Thursday, April 21, 2011

Using surveys

   When we studied media literacy, students helped design the survey about media use (including a separate survey for parents), took the survey, then analyzed the results.  We did most of the activities F2F in class so we could do small group work, and also to support Excel use, which is one tool that doesn’t come easily to most students.  Among our findings:  kids text a great deal more than parents do, while parents watch more TV, but both groups use Facebook. 

    I use the free version of SurveyMonkey, which is amazingly versatile – good for gathering information, and for assessing understanding – and middle school students seem to both enjoy taking surveys and seeing the aggregate results. 

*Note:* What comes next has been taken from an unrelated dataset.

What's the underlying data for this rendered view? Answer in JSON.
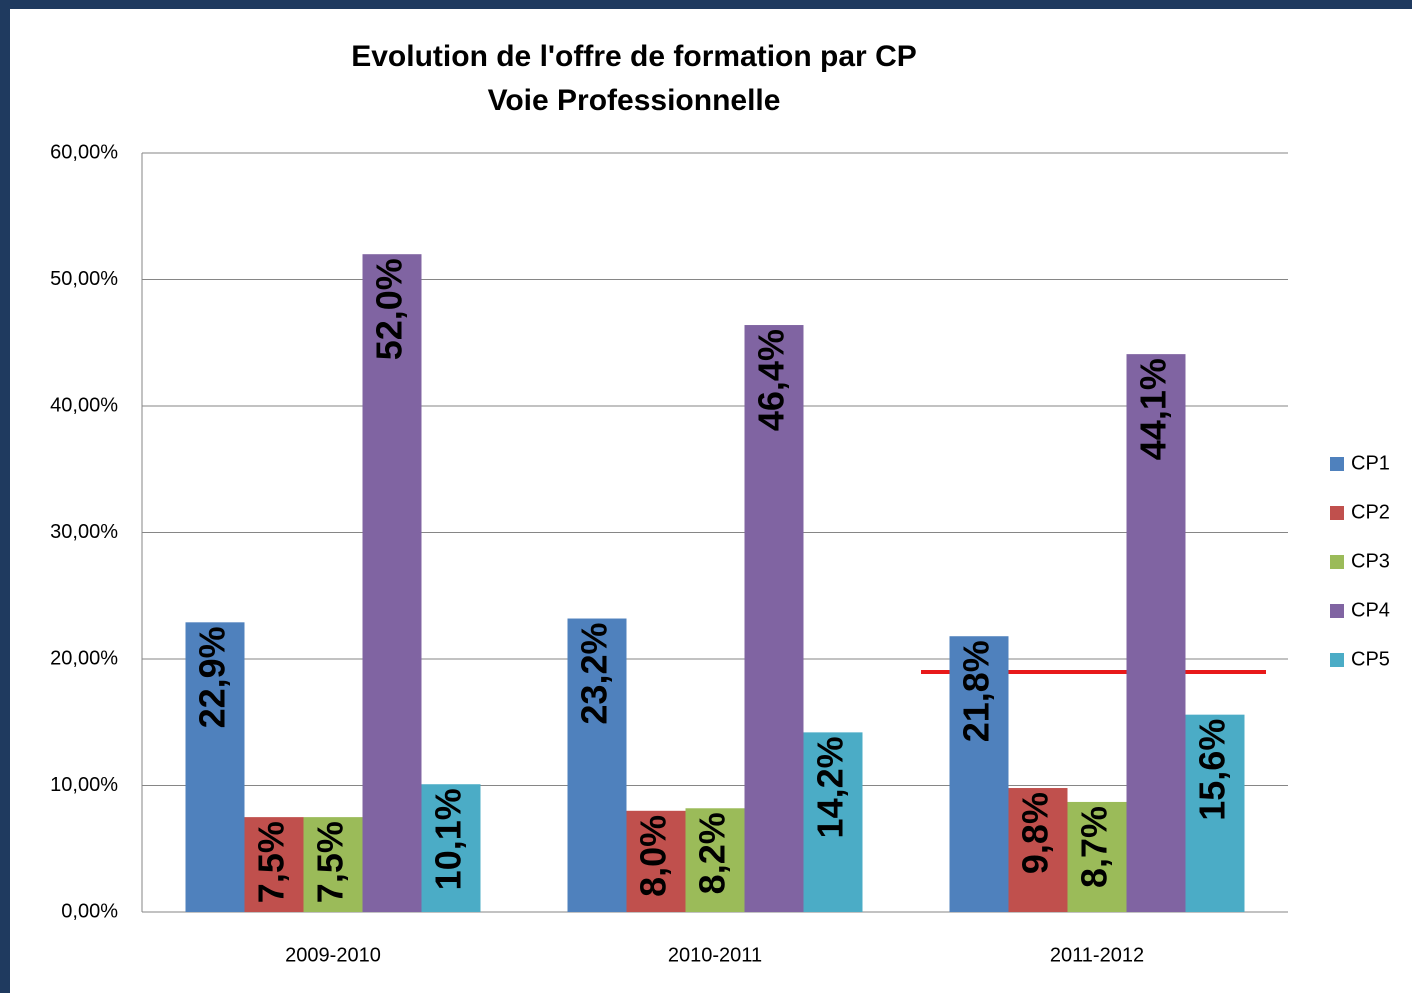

    The free version of SurveyMonkey is limited, though.  In the past, I used a paper survey for media literacy, and was able to separate out the results by gender.  I discovered this wasn’t possible using the free version, since it doesn’t allow for downloading the results.  It did allow us to ask about how students use lots of media tools, though, by using the matrix of choices.  Next year, I’ll use identical surveys, one for boys, and one for girls.  (Good ol’ workarounds!)

    As the year is winding down I’m going to use another survey, replacing the past paper survey with SurveyMonkey again. Some things I want to ask are: which activities students enjoyed the most and least, what they wished we had done but didn’t, what they thought about working with Moodle, advice for next year’s students.  In the past, it took me so long to go through the year-end paper surveys, I didn’t have a chance to share the results with my students.  This year, they’ll be able to see the totals right away; we can discuss the results as a class.  Then we can all learn something from the survey, not just me.